Imazeki noted “pockets of progress,” with Los Angeles Unified, which is piloting new teacher evaluations based on multiple measures and San Francisco Unified, which passed a parcel tax to fund more professional development, better evaluations, opportunities for master teachers and incentives for teaching in hard-to-staff schools. A reconstituted state Commission on Teacher Credentialing, to which Stanford education professor Linda Darling-Hammond was appointed, is focusing more attention on teacher training programs.
There’s been some action in the Legislature. However, provisions under the current version of AB 5, the primary bill proposing changes to teacher evaluations, would take effect only once cost-of-living adjustments owed to schools are paid back – a process that will take years.

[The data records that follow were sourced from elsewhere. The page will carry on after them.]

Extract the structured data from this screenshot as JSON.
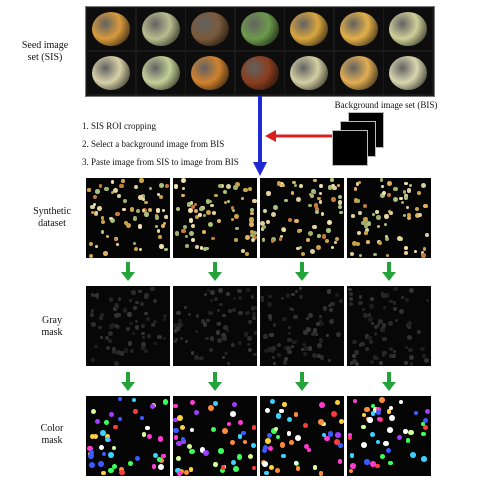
{
  "labels": {
    "seed_set_line1": "Seed image",
    "seed_set_line2": "set (SIS)",
    "background_set": "Background image set (BIS)",
    "synthetic_line1": "Synthetic",
    "synthetic_line2": "dataset",
    "gray_line1": "Gray",
    "gray_line2": "mask",
    "color_line1": "Color",
    "color_line2": "mask"
  },
  "steps": [
    "1. SIS ROI cropping",
    "2. Select a background image from BIS",
    "3. Paste image from SIS to image from BIS"
  ],
  "seeds": [
    "#d99a3c",
    "#b9bd8f",
    "#7a5a3a",
    "#6d9a4c",
    "#d8a640",
    "#e3b04a",
    "#cfcf9a",
    "#d7d1a8",
    "#c5cf98",
    "#d0822e",
    "#8a3e1e",
    "#d4cfa3",
    "#e2ad54",
    "#dad6b0"
  ],
  "colors": {
    "red_arrow": "#d81f1f",
    "blue_arrow": "#1f2bd1",
    "green_arrow": "#23a33a"
  }
}
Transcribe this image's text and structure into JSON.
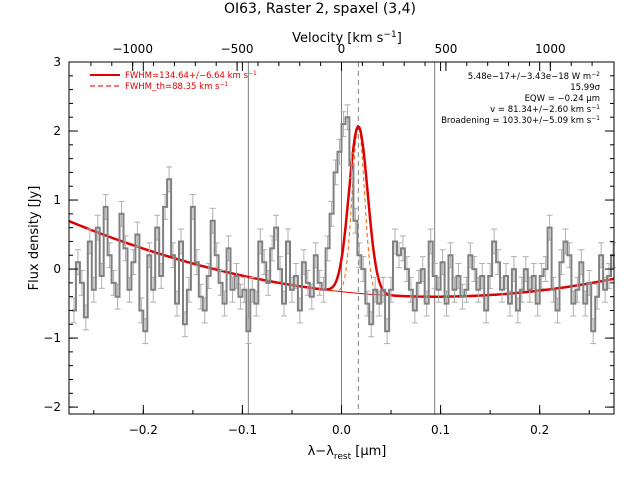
{
  "chart_data": {
    "type": "line",
    "title": "OI63, Raster 2, spaxel (3,4)",
    "xlabel": "λ−λ_rest [μm]",
    "ylabel": "Flux density [Jy]",
    "top_xlabel": "Velocity [km s^-1]",
    "xlim": [
      -0.275,
      0.275
    ],
    "ylim": [
      -2.1,
      3.0
    ],
    "xticks": [
      -0.2,
      -0.1,
      0.0,
      0.1,
      0.2
    ],
    "xtick_labels": [
      "−0.2",
      "−0.1",
      "0.0",
      "0.1",
      "0.2"
    ],
    "yticks": [
      -2,
      -1,
      0,
      1,
      2,
      3
    ],
    "ytick_labels": [
      "−2",
      "−1",
      "0",
      "1",
      "2",
      "3"
    ],
    "top_ticks_velocity": [
      -1000,
      -500,
      0,
      500,
      1000
    ],
    "top_tick_labels": [
      "−1000",
      "−500",
      "0",
      "500",
      "1000"
    ],
    "vertical_lines": [
      -0.094,
      0.0,
      0.094
    ],
    "line_center_marker": 0.017,
    "legend": {
      "placement": "top-left",
      "entries": [
        {
          "label": "FWHM=134.64+/−6.64 km s^-1",
          "style": "solid",
          "color": "#dd0000"
        },
        {
          "label": "FWHM_th=88.35 km s^-1",
          "style": "dashed",
          "color": "#dd0000"
        }
      ]
    },
    "annotations": [
      "5.48e−17+/−3.43e−18 W m^-2",
      "15.99σ",
      "EQW = −0.24 μm",
      "v = 81.34+/−2.60 km s^-1",
      "Broadening = 103.30+/−5.09 km s^-1"
    ],
    "series": [
      {
        "kind": "data-step",
        "color": "#808080",
        "x": [
          -0.27,
          -0.266,
          -0.262,
          -0.258,
          -0.254,
          -0.25,
          -0.246,
          -0.242,
          -0.238,
          -0.234,
          -0.23,
          -0.226,
          -0.222,
          -0.218,
          -0.214,
          -0.21,
          -0.206,
          -0.202,
          -0.198,
          -0.194,
          -0.19,
          -0.186,
          -0.182,
          -0.178,
          -0.174,
          -0.17,
          -0.166,
          -0.162,
          -0.158,
          -0.154,
          -0.15,
          -0.146,
          -0.142,
          -0.138,
          -0.134,
          -0.13,
          -0.126,
          -0.122,
          -0.118,
          -0.114,
          -0.11,
          -0.106,
          -0.102,
          -0.098,
          -0.094,
          -0.09,
          -0.086,
          -0.082,
          -0.078,
          -0.074,
          -0.07,
          -0.066,
          -0.062,
          -0.058,
          -0.054,
          -0.05,
          -0.046,
          -0.042,
          -0.038,
          -0.034,
          -0.03,
          -0.026,
          -0.022,
          -0.018,
          -0.014,
          -0.01,
          -0.006,
          -0.002,
          0.002,
          0.006,
          0.01,
          0.014,
          0.018,
          0.022,
          0.026,
          0.03,
          0.034,
          0.038,
          0.042,
          0.046,
          0.05,
          0.054,
          0.058,
          0.062,
          0.066,
          0.07,
          0.074,
          0.078,
          0.082,
          0.086,
          0.09,
          0.094,
          0.098,
          0.102,
          0.106,
          0.11,
          0.114,
          0.118,
          0.122,
          0.126,
          0.13,
          0.134,
          0.138,
          0.142,
          0.146,
          0.15,
          0.154,
          0.158,
          0.162,
          0.166,
          0.17,
          0.174,
          0.178,
          0.182,
          0.186,
          0.19,
          0.194,
          0.198,
          0.202,
          0.206,
          0.21,
          0.214,
          0.218,
          0.222,
          0.226,
          0.23,
          0.234,
          0.238,
          0.242,
          0.246,
          0.25,
          0.254,
          0.258,
          0.262,
          0.266,
          0.27,
          0.274
        ],
        "y": [
          -0.6,
          0.1,
          -0.2,
          -0.7,
          0.4,
          -0.3,
          0.6,
          -0.1,
          0.9,
          0.2,
          -0.2,
          -0.4,
          0.8,
          0.3,
          -0.3,
          0.1,
          0.5,
          -0.6,
          -0.9,
          0.2,
          -0.3,
          0.6,
          -0.1,
          0.9,
          1.3,
          0.2,
          -0.5,
          0.4,
          -0.8,
          -0.3,
          0.9,
          0.1,
          -0.4,
          -0.6,
          -0.1,
          0.7,
          0.2,
          -0.2,
          -0.5,
          0.3,
          -0.3,
          -0.1,
          -0.4,
          -0.3,
          -0.9,
          -0.3,
          -0.5,
          0.4,
          0.1,
          -0.2,
          0.3,
          0.6,
          0.0,
          -0.5,
          0.4,
          -0.3,
          -0.1,
          -0.6,
          0.1,
          -0.2,
          -0.4,
          0.2,
          -0.2,
          -0.3,
          0.3,
          0.8,
          1.4,
          1.7,
          2.1,
          2.2,
          1.5,
          0.7,
          0.2,
          0.0,
          -0.5,
          -0.8,
          -0.3,
          -0.5,
          -0.3,
          -0.9,
          -0.3,
          0.4,
          0.2,
          0.3,
          0.0,
          -0.3,
          -0.6,
          -0.2,
          0.0,
          -0.5,
          0.4,
          -0.1,
          -0.3,
          0.1,
          -0.5,
          0.2,
          -0.3,
          -0.1,
          -0.4,
          -0.3,
          0.2,
          0.0,
          -0.3,
          -0.1,
          -0.6,
          -0.1,
          0.4,
          0.1,
          -0.3,
          -0.1,
          -0.5,
          0.0,
          -0.6,
          -0.3,
          0.0,
          -0.3,
          -0.1,
          -0.5,
          -0.1,
          0.0,
          0.6,
          -0.3,
          -0.6,
          0.1,
          0.4,
          0.2,
          -0.5,
          -0.3,
          0.1,
          -0.5,
          -0.2,
          -0.9,
          -0.4,
          0.2,
          -0.3,
          -0.1,
          0.2
        ],
        "err": 0.18
      },
      {
        "kind": "fit-total",
        "color": "#dd0000",
        "continuum": {
          "a": -0.4,
          "b": 0.0,
          "c": 8.0,
          "center": 0.095
        },
        "gauss": {
          "amp": 2.42,
          "center": 0.017,
          "sigma": 0.0094
        }
      },
      {
        "kind": "fit-thermal",
        "color": "#ee6600",
        "gauss": {
          "amp": 2.42,
          "center": 0.017,
          "sigma": 0.0062
        }
      }
    ]
  }
}
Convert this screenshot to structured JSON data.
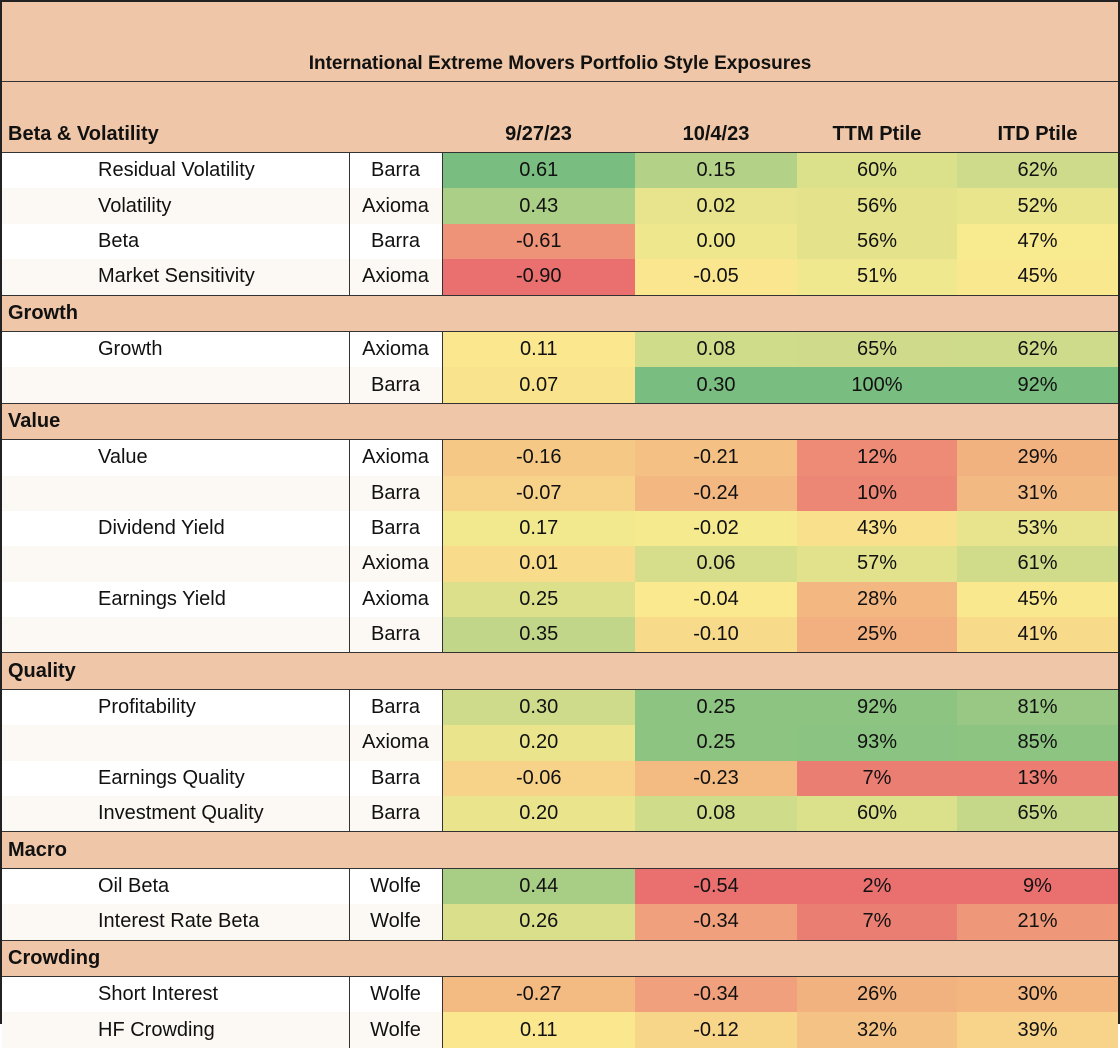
{
  "title": "International Extreme Movers Portfolio Style Exposures",
  "columns": {
    "c1": "9/27/23",
    "c2": "10/4/23",
    "c3": "TTM Ptile",
    "c4": "ITD Ptile"
  },
  "scale_colors": {
    "low": "#e9706f",
    "mid": "#faeb8f",
    "high": "#7abd80"
  },
  "sections": [
    {
      "label": "Beta & Volatility",
      "rows": [
        {
          "name": "Residual Volatility",
          "source": "Barra",
          "v1": "0.61",
          "v2": "0.15",
          "v3": "60%",
          "v4": "62%"
        },
        {
          "name": "Volatility",
          "source": "Axioma",
          "v1": "0.43",
          "v2": "0.02",
          "v3": "56%",
          "v4": "52%"
        },
        {
          "name": "Beta",
          "source": "Barra",
          "v1": "-0.61",
          "v2": "0.00",
          "v3": "56%",
          "v4": "47%"
        },
        {
          "name": "Market Sensitivity",
          "source": "Axioma",
          "v1": "-0.90",
          "v2": "-0.05",
          "v3": "51%",
          "v4": "45%"
        }
      ]
    },
    {
      "label": "Growth",
      "rows": [
        {
          "name": "Growth",
          "source": "Axioma",
          "v1": "0.11",
          "v2": "0.08",
          "v3": "65%",
          "v4": "62%"
        },
        {
          "name": "",
          "source": "Barra",
          "v1": "0.07",
          "v2": "0.30",
          "v3": "100%",
          "v4": "92%"
        }
      ]
    },
    {
      "label": "Value",
      "rows": [
        {
          "name": "Value",
          "source": "Axioma",
          "v1": "-0.16",
          "v2": "-0.21",
          "v3": "12%",
          "v4": "29%"
        },
        {
          "name": "",
          "source": "Barra",
          "v1": "-0.07",
          "v2": "-0.24",
          "v3": "10%",
          "v4": "31%"
        },
        {
          "name": "Dividend Yield",
          "source": "Barra",
          "v1": "0.17",
          "v2": "-0.02",
          "v3": "43%",
          "v4": "53%"
        },
        {
          "name": "",
          "source": "Axioma",
          "v1": "0.01",
          "v2": "0.06",
          "v3": "57%",
          "v4": "61%"
        },
        {
          "name": "Earnings Yield",
          "source": "Axioma",
          "v1": "0.25",
          "v2": "-0.04",
          "v3": "28%",
          "v4": "45%"
        },
        {
          "name": "",
          "source": "Barra",
          "v1": "0.35",
          "v2": "-0.10",
          "v3": "25%",
          "v4": "41%"
        }
      ]
    },
    {
      "label": "Quality",
      "rows": [
        {
          "name": "Profitability",
          "source": "Barra",
          "v1": "0.30",
          "v2": "0.25",
          "v3": "92%",
          "v4": "81%"
        },
        {
          "name": "",
          "source": "Axioma",
          "v1": "0.20",
          "v2": "0.25",
          "v3": "93%",
          "v4": "85%"
        },
        {
          "name": "Earnings Quality",
          "source": "Barra",
          "v1": "-0.06",
          "v2": "-0.23",
          "v3": "7%",
          "v4": "13%"
        },
        {
          "name": "Investment Quality",
          "source": "Barra",
          "v1": "0.20",
          "v2": "0.08",
          "v3": "60%",
          "v4": "65%"
        }
      ]
    },
    {
      "label": "Macro",
      "rows": [
        {
          "name": "Oil Beta",
          "source": "Wolfe",
          "v1": "0.44",
          "v2": "-0.54",
          "v3": "2%",
          "v4": "9%"
        },
        {
          "name": "Interest Rate Beta",
          "source": "Wolfe",
          "v1": "0.26",
          "v2": "-0.34",
          "v3": "7%",
          "v4": "21%"
        }
      ]
    },
    {
      "label": "Crowding",
      "rows": [
        {
          "name": "Short Interest",
          "source": "Wolfe",
          "v1": "-0.27",
          "v2": "-0.34",
          "v3": "26%",
          "v4": "30%"
        },
        {
          "name": "HF Crowding",
          "source": "Wolfe",
          "v1": "0.11",
          "v2": "-0.12",
          "v3": "32%",
          "v4": "39%"
        }
      ]
    }
  ]
}
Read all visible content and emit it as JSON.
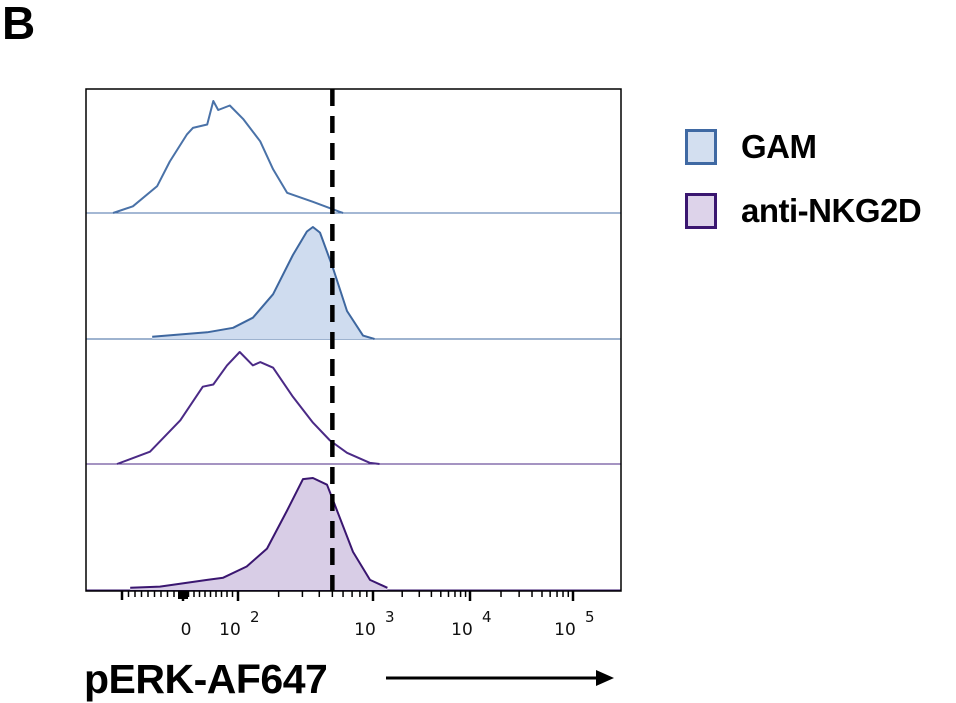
{
  "panel_label": "B",
  "chart_data": {
    "type": "histogram",
    "layout": "stacked offset histograms",
    "xlabel": "pERK-AF647",
    "x_scale": "biexponential",
    "xlim": [
      -150,
      100000
    ],
    "x_ticks": [
      {
        "value": 0,
        "base": "0",
        "exp": ""
      },
      {
        "value": 100,
        "base": "10",
        "exp": "2"
      },
      {
        "value": 1000,
        "base": "10",
        "exp": "3"
      },
      {
        "value": 10000,
        "base": "10",
        "exp": "4"
      },
      {
        "value": 100000,
        "base": "10",
        "exp": "5"
      }
    ],
    "y_unit": "% of max (normalized per histogram)",
    "threshold_line": {
      "value": 500,
      "style": "dashed",
      "color": "#000000"
    },
    "legend": {
      "placement": "right",
      "entries": [
        {
          "label": "GAM",
          "stroke": "#3f69a3",
          "fill": "#d3dff0"
        },
        {
          "label": "anti-NKG2D",
          "stroke": "#3a1670",
          "fill": "#ddd3ea"
        }
      ]
    },
    "series": [
      {
        "group": "GAM",
        "filled": false,
        "stroke": "#4a72a8",
        "fill": "none",
        "x": [
          -127,
          -91,
          -47,
          -24,
          7,
          18,
          44,
          55,
          64,
          85,
          109,
          146,
          182,
          231,
          359,
          570,
          599
        ],
        "y": [
          0,
          6,
          24,
          46,
          70,
          76,
          79,
          100,
          92,
          96,
          84,
          64,
          39,
          18,
          10,
          1,
          0
        ]
      },
      {
        "group": "GAM",
        "filled": true,
        "stroke": "#3e679f",
        "fill": "#cfdcef",
        "x": [
          -56,
          44,
          91,
          129,
          182,
          255,
          324,
          359,
          405,
          506,
          642,
          843,
          1036
        ],
        "y": [
          2,
          6,
          10,
          19,
          40,
          75,
          96,
          100,
          95,
          63,
          25,
          3,
          0
        ]
      },
      {
        "group": "anti-NKG2D",
        "filled": false,
        "stroke": "#4b2a86",
        "fill": "none",
        "x": [
          -120,
          -60,
          -5,
          36,
          55,
          80,
          103,
          129,
          146,
          182,
          255,
          359,
          480,
          642,
          950,
          1166
        ],
        "y": [
          0,
          11,
          39,
          69,
          71,
          88,
          100,
          88,
          91,
          86,
          60,
          37,
          21,
          10,
          1,
          0
        ]
      },
      {
        "group": "anti-NKG2D",
        "filled": true,
        "stroke": "#3a1670",
        "fill": "#d8cde6",
        "x": [
          -96,
          -42,
          44,
          73,
          116,
          164,
          231,
          303,
          359,
          456,
          506,
          711,
          950,
          1406
        ],
        "y": [
          2,
          3,
          9,
          11,
          21,
          37,
          71,
          99,
          100,
          94,
          80,
          34,
          9,
          2
        ]
      }
    ]
  }
}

Another approach that Imazeki proposes is for the Legislature to do no harm and get out of the way. “At a minimum, state policy should focus on removing regulatory barriers to these local efforts and encourage further experimentation,” she wrote, noting that these policy changes would not require additional money.
Both Getting Down to Facts and the Governor’s Committee said that the development of a statewide comprehensive data system was indispensable to guide long-term educational improvement. The state currently has no idea which programs work and why; it’s difficult for the public to hold the decision makers accountable for spending without this knowledge.
After fits, starts, and mishaps, the California Longitudinal Pupil Achievement Data System (CALPADS) is running smoothly, collecting useful data on the performance of schools and students, along with accurate dropout information and graduation rates. But there is no agreement on where to go from there. Data advocates want to link CALPADS to higher education institutions down to preschools. And they want a teacher database, CALTIDES, which would link to CALPADS and include information on teacher salaries, certification programs and student results.
But Brown vetoed the acceptance of federal money for CALTIDES, and has questioned whether any more money should be spent on statewide data systems. The focus should be on locally generated and collected data that teachers, parents, principals and districts find useful, not on data for researchers and policy analysts.
David Plank, executive director of PACE, argues in the update that the state should build a state data warehouse that would compile and link data from pre-kindergarten through higher ed institutions and create tools useful to local educators to support continuous improvement. As it is now, the state imposes programs, like class-size reduction, without any way of measuring to see if they work; meanwhile, promising practices from local districts go unrecognized and measured.
“It is unarguable that for now,” Plank wrote, “that the persistent lack of useful educational data continues to handicap all efforts to improve the performance of California schools and students.”